Police and private security throng every entrance but one. Steel barriers line the streets. Students pack up belongings in their cars and leave for home - classes are cancelled, and exam plans are up in the air.
Everywhere there is gloom, and uncertainty about what happens next at Columbia University.
Students told the BBC that the university’s decision to call in police to clear a Gaza protest late on Tuesday, leading to a raid on the occupied Hamilton Hall and hundreds of arrests, has left the college community shattered.
The university president, Nemat Shafik, said that it was with great regret that she ordered the police raid against students and others she said had infiltrated the protest. It would “take time to heal”, she added in a message in the operation’s aftermath.
For students of this prestigious school in Manhattan, New York, how long is unclear.
Only authoritarian governments crush student protests
Name a government that doesnt do their damndest to crush student protests.
I struggle to think of a more authoritarian structure than the hierarchic state.
Stateless areas, such as Rojava and the Zapatistas are a good example of a “government” that doesn’t crush student protests, but they really don’t have them in the first place, since their bottom up structure makes it such that the students can directly use political power to prevent shit like supporting genocidal ethnic states.
With police, an apparatus of the state.
You have to work harder to come to that conclusion than just going “hey isn’t the police employed by the government?”
They tear gassed students at my old public university. The way they’re being treated is ridiculous and completely out of line with previous protests.
Both universities are gonna have a real fun time explaining themselves in court, because I guarantee they’ll see lawsuits over this. Private universities get a lot of leeway over what they allow, but public universities are bound by the First Amendment. Any who are violating the protestors rights are gonna get fucked six ways to Sunday.
How to radicalize a lot of smart people in a very short period of time
If not, it doesn’t take very long to do so. When people feel they have a personal and vested interest in voting, they do so reliably and vocally.
It’s apathy that makes people not bother. That’s not the case when someone is willing to put out even minimal effort protesting.
You actually have to register to be eligible to vote in the US? Aren’t you automatically getting your voting cards when there is an election and you are over the age of 18?
It would “take time to heal”, she added
That’s some big “I’m sorry you made me do this to you” abuser energy there
It is with great regret that she [did something nobody was forcing her to do].

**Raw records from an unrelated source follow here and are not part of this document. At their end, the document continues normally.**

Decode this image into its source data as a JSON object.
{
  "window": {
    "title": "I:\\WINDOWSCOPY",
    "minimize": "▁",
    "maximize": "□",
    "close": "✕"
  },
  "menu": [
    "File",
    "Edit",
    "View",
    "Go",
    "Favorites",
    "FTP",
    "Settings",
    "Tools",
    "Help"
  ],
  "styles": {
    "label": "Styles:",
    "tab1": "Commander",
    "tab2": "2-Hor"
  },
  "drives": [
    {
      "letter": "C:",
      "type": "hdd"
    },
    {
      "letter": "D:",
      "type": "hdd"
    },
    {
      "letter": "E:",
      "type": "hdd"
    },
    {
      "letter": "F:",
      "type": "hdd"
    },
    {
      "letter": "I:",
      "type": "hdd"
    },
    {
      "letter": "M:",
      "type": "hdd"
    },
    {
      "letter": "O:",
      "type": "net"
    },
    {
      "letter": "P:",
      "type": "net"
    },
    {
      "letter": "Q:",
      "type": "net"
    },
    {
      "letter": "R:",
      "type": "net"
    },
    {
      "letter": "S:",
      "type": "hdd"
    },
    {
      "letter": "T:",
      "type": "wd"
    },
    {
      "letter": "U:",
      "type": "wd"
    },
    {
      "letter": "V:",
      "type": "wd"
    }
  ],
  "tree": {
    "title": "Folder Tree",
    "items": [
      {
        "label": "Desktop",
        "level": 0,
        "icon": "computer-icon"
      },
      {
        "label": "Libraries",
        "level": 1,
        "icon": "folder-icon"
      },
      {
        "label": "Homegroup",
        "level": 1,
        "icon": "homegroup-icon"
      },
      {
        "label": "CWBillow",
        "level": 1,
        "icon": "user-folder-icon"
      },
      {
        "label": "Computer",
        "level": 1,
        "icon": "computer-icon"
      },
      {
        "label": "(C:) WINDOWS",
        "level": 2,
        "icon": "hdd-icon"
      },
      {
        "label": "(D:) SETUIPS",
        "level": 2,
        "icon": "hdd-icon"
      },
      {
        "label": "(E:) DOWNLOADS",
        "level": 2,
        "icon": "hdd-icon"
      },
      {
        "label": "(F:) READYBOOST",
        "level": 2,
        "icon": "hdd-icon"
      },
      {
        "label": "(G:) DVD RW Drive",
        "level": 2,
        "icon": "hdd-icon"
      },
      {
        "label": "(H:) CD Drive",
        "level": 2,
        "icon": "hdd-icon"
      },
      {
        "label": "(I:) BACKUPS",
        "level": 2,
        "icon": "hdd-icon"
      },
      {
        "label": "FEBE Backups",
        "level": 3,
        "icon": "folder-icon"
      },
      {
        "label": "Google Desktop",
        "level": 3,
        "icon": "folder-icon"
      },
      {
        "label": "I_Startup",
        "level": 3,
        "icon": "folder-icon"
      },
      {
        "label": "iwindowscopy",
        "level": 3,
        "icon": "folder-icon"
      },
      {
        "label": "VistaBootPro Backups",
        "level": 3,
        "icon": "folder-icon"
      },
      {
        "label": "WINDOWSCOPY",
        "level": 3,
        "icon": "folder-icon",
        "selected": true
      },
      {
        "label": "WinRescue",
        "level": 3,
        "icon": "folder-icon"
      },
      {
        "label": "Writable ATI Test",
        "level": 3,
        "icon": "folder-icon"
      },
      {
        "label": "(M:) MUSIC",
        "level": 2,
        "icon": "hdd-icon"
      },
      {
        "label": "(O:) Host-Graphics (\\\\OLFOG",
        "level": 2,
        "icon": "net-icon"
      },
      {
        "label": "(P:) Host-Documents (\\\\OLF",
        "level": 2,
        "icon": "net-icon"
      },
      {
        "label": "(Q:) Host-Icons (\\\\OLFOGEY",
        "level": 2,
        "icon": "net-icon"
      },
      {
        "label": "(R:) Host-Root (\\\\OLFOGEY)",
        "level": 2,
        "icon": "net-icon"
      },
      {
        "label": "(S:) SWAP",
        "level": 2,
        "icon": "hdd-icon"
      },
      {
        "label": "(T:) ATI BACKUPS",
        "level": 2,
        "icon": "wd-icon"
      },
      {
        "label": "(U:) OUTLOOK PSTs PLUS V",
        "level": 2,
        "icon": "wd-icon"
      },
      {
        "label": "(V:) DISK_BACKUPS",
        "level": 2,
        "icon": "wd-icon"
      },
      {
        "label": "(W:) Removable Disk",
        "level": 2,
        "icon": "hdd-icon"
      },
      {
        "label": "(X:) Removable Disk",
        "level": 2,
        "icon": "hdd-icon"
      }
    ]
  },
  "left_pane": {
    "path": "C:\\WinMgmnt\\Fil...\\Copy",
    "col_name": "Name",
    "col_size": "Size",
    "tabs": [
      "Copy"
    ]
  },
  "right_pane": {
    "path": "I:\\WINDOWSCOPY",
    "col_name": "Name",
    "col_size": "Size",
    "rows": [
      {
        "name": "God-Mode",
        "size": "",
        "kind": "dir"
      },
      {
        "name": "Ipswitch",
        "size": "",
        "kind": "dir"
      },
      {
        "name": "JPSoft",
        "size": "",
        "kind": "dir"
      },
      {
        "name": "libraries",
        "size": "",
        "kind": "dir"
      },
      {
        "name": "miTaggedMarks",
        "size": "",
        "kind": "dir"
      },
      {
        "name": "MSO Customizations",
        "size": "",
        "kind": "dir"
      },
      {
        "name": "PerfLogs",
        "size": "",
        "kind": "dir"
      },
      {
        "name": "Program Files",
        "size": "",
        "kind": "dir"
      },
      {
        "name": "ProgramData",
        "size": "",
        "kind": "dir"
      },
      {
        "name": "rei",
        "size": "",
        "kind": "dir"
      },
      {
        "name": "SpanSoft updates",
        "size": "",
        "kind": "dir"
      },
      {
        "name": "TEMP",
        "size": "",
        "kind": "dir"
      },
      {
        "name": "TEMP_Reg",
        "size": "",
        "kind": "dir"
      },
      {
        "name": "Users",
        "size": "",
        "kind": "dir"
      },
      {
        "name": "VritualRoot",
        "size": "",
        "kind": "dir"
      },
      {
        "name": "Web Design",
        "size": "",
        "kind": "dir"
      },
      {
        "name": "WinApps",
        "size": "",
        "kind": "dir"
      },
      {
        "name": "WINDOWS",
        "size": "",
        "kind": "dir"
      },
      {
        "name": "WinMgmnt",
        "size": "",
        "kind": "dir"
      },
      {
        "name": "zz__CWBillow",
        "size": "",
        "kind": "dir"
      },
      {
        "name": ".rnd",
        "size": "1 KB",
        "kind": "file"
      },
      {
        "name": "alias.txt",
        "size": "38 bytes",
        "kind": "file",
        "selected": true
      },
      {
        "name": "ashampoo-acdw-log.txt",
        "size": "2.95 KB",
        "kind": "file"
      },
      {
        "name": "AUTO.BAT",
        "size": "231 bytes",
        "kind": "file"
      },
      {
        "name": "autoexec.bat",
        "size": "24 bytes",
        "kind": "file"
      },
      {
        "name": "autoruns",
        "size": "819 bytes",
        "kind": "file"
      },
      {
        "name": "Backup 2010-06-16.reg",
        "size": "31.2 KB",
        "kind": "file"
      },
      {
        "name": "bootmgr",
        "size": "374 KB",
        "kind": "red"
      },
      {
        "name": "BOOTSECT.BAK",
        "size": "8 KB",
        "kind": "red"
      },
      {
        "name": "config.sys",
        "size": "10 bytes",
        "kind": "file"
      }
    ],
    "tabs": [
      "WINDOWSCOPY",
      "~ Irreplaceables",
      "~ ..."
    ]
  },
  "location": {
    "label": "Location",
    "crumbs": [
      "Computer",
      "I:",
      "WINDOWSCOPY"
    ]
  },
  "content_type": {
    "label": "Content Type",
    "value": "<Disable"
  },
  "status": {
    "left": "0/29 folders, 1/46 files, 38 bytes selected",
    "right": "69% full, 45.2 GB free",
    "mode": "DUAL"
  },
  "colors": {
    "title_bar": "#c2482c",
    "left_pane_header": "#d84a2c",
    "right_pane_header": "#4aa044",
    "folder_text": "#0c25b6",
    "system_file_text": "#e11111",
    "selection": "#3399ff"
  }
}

The President needs to resign.
I had never heard of her before. Wow:
https://en.wikipedia.org/wiki/Minouche_Shafik
Nemat Talaat Shafik, Baroness Shafik, (Arabic: نعمت طلعت شفيق) DBE, HonFBA (born 13 August 1962), commonly known as Minouche Shafik (Arabic: مينوش شفيق), is a British-American academic and economist.[2] She has been serving as the 20th president of Columbia University since July 2023. She previously served as president and vice chancellor of the London School of Economics from 2017 to 2023.
From 2014 to 2017, Shafik served as deputy governor of the Bank of England and also previously as permanent secretary of the United Kingdom Department for International Development from 2008 to 2011.[3] She has also served as a vice president at the World Bank[4] and as deputy managing director of the International Monetary Fund.[5] She was created a life peeress by Elizabeth II in 2020.
She’s taking a “World Bank” approach to this situation, that’s for sure. This quote by her is hilarious:
“The point of university is to be intellectually challenged and confronted with difference.” She argued that universities needed to ‘teach people to have difficult conversations’, adding: “It’s through that process of listening that you learn, you build consensus, and you move forward as a community."
Columbia University’s Shafik, the Neoliberal https://www.salon.com/2024/04/28/columbia-crisis-another-massive-failure-of-liberalism/
“If you wanted to choose one individual as the face of “neoliberalism” for an encyclopedia entry, you could do a lot worse. Shafik holds an economics PhD from Oxford and a résumé of high-ranking positions at the World Bank, the International Monetary Fund and the Bank of England, three institutions that have been instrumental in driving developing nations into unsustainable debt in pursuit of a disastrously failed model of progress. She came to Columbia after six years of pushing fiscal austerity as director of the London School of Economics, where just last spring she helped defeat a student/faculty strike, reportedly by slashing salary payments and lowering graduation requirements to hustle student protesters out the door.”
Imagine if the Columbia administration decided they could swim in regular water instead of a moneybin like Scrooge McDuck and divested the university from Israel. Maybe all of this could have been avoided.
Yes, anti-BDS laws. These were passed years ago (not reactionary to now). There are state and federal rules but in general, a university can’t boycott or divest from Israeli (or many other nations) in political protest or it loses funding.
I think this is why we see most universities have their hands tied.
Columbia’s dean was on NPR and said that political investments and divestments are illegal.
What the protestors aren’t saying is that by divestment they are asking the school to divest from the S&P 500. If Columbia agrees, they need a non politically motivated reason to do so.